SNOW, how would u know if there were chemicals added?


----------



## lastyboy (Apr 14, 2003)

Chicken's cool, just make sure its uncooked and theres no fat!


----------



## Mr. Hannibal (Feb 21, 2003)

The diet must be varied...chicken is good but i recommend to try with different kinds of food: shrimp, beefheart, fish, feeders...for healthier Ps.!


----------



## thePACK (Jan 3, 2003)

clean the fat ..and nice treat for them...


----------



## RhomZilla (Feb 12, 2003)

Chicken legs are good for your Ps.

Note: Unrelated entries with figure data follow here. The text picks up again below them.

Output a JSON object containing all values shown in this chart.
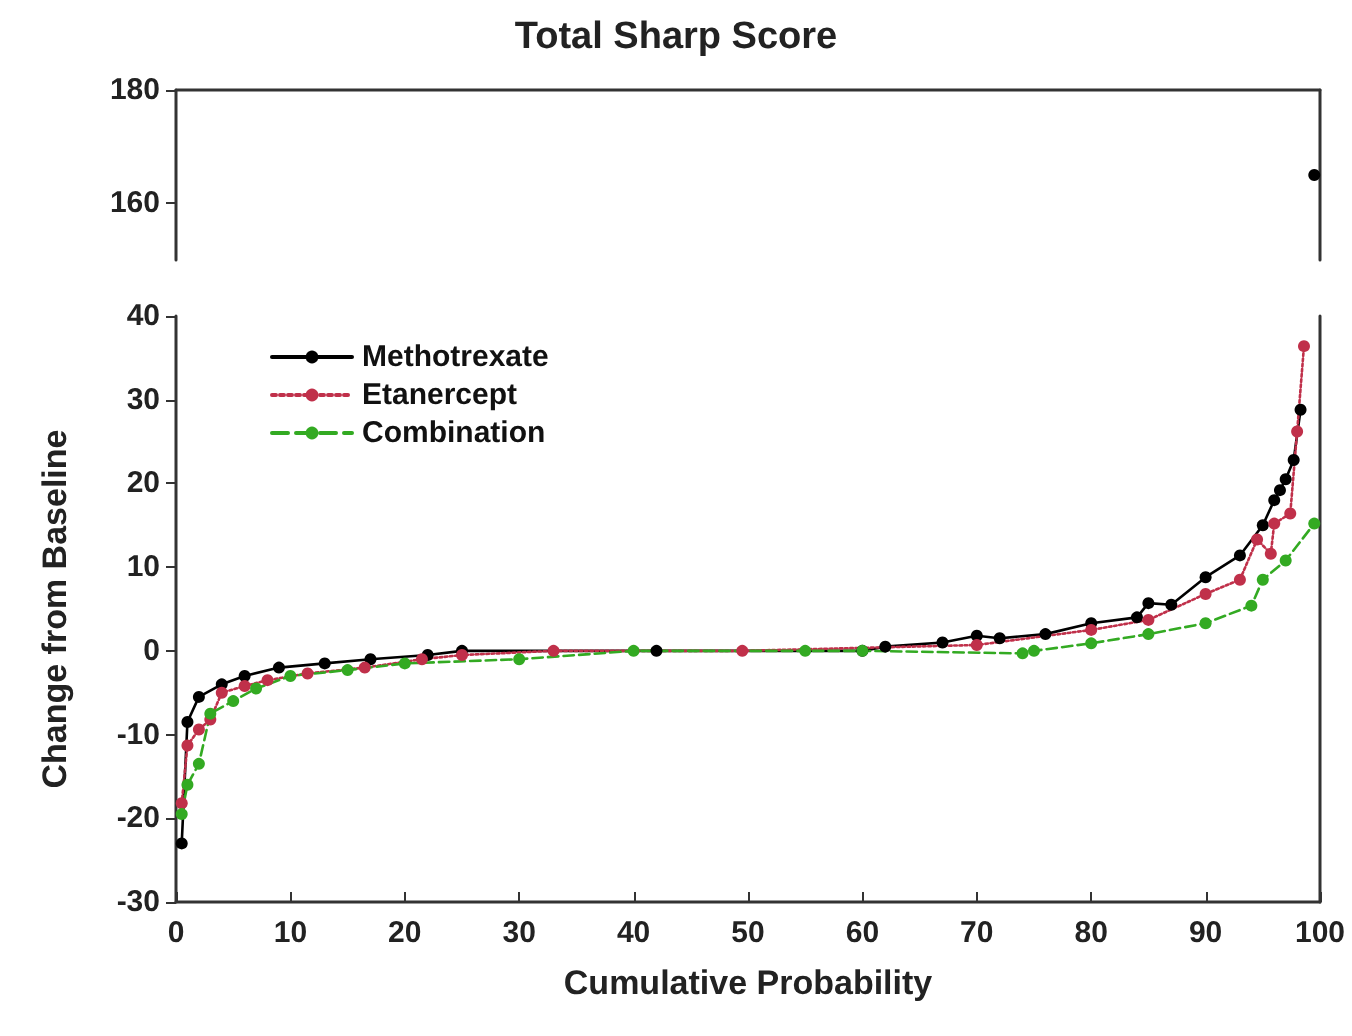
{
  "chart_data": [
    {
      "type": "line",
      "title": "Total Sharp Score",
      "xlim": [
        0,
        100
      ],
      "ylim": [
        150,
        180
      ],
      "yticks": [
        160,
        180
      ],
      "tick_labels": "y",
      "grid": false,
      "marker": "circle",
      "series": [
        {
          "color": "#000000",
          "line_style": "solid",
          "x": [
            99.5
          ],
          "values": [
            165
          ]
        }
      ]
    },
    {
      "type": "line",
      "xlabel": "Cumulative Probability",
      "ylabel": "Change from Baseline",
      "xlim": [
        0,
        100
      ],
      "ylim": [
        -30,
        40
      ],
      "xticks": [
        0,
        10,
        20,
        30,
        40,
        50,
        60,
        70,
        80,
        90,
        100
      ],
      "yticks": [
        -30,
        -20,
        -10,
        0,
        10,
        20,
        30,
        40
      ],
      "grid": false,
      "legend": "top left",
      "marker": "circle",
      "series": [
        {
          "name": "Methotrexate",
          "color": "#000000",
          "line_style": "solid",
          "x": [
            0.5,
            1,
            2,
            4,
            6,
            9,
            13,
            17,
            22,
            25,
            42,
            60,
            62,
            67,
            70,
            72,
            76,
            80,
            84,
            85,
            87,
            90,
            93,
            95,
            96,
            96.5,
            97,
            97.7,
            98.3
          ],
          "values": [
            -23,
            -8.5,
            -5.5,
            -4,
            -3,
            -2,
            -1.5,
            -1,
            -0.5,
            0,
            0,
            0,
            0.5,
            1,
            1.8,
            1.5,
            2,
            3.3,
            4,
            5.7,
            5.5,
            8.8,
            11.4,
            15,
            18,
            19.2,
            20.5,
            22.8,
            28.8
          ]
        },
        {
          "name": "Etanercept",
          "color": "#c0304a",
          "line_style": "dotted",
          "x": [
            0.5,
            1,
            2,
            3,
            4,
            6,
            8,
            11.5,
            16.5,
            21.5,
            25,
            33,
            49.5,
            70,
            80,
            85,
            90,
            93,
            94.5,
            95.7,
            96,
            97.4,
            98,
            98.6
          ],
          "values": [
            -18.2,
            -11.3,
            -9.4,
            -8.2,
            -5,
            -4.2,
            -3.5,
            -2.7,
            -2,
            -1,
            -0.5,
            0,
            0,
            0.7,
            2.5,
            3.7,
            6.8,
            8.5,
            13.3,
            11.6,
            15.2,
            16.4,
            26.2,
            36.4
          ]
        },
        {
          "name": "Combination",
          "color": "#33aa22",
          "line_style": "dashed",
          "x": [
            0.5,
            1,
            2,
            3,
            5,
            7,
            10,
            15,
            20,
            30,
            40,
            55,
            60,
            74,
            75,
            80,
            85,
            90,
            94,
            95,
            97,
            99.5
          ],
          "values": [
            -19.5,
            -16,
            -13.5,
            -7.5,
            -6,
            -4.5,
            -3,
            -2.3,
            -1.5,
            -1,
            0,
            0,
            0,
            -0.3,
            0,
            0.9,
            2,
            3.3,
            5.4,
            8.5,
            10.8,
            15.2
          ]
        }
      ]
    }
  ]
}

They devour it instantly!! Best are always the meaty parts, but always wash out, take off fat and never feed the skin!!


----------



## o snap its eric (Feb 19, 2003)

feed them the breast (white meat) it contains the least amount of fat in a chicken. as for the record my Ps hate chicken and beefheart. they just like fish. i feed them smelt now.


----------



## lastyboy (Apr 14, 2003)

Yeah mine like Krill and cubed B/heart
Have gone right off bloodworm and cockles


----------



## rong666 (Mar 5, 2003)

i feed mine chicken breat and they tear it up. i dont give it to them very often because its kind of messy.


----------



## BiteMeNipMe (Apr 26, 2003)

my biggest concern about feeding yer Ps chicken is salmonella. But again, they eat rotten meat in the wild so prolly they're immune to it.


----------



## InSinUAsian (Jan 3, 2003)

My P's love chicken. I prefer to feed them chicken then beef due to the lower fat content. Even when it comes to heart, I prefer to feed chicken heart as opposed to beef heart.

~Dj


----------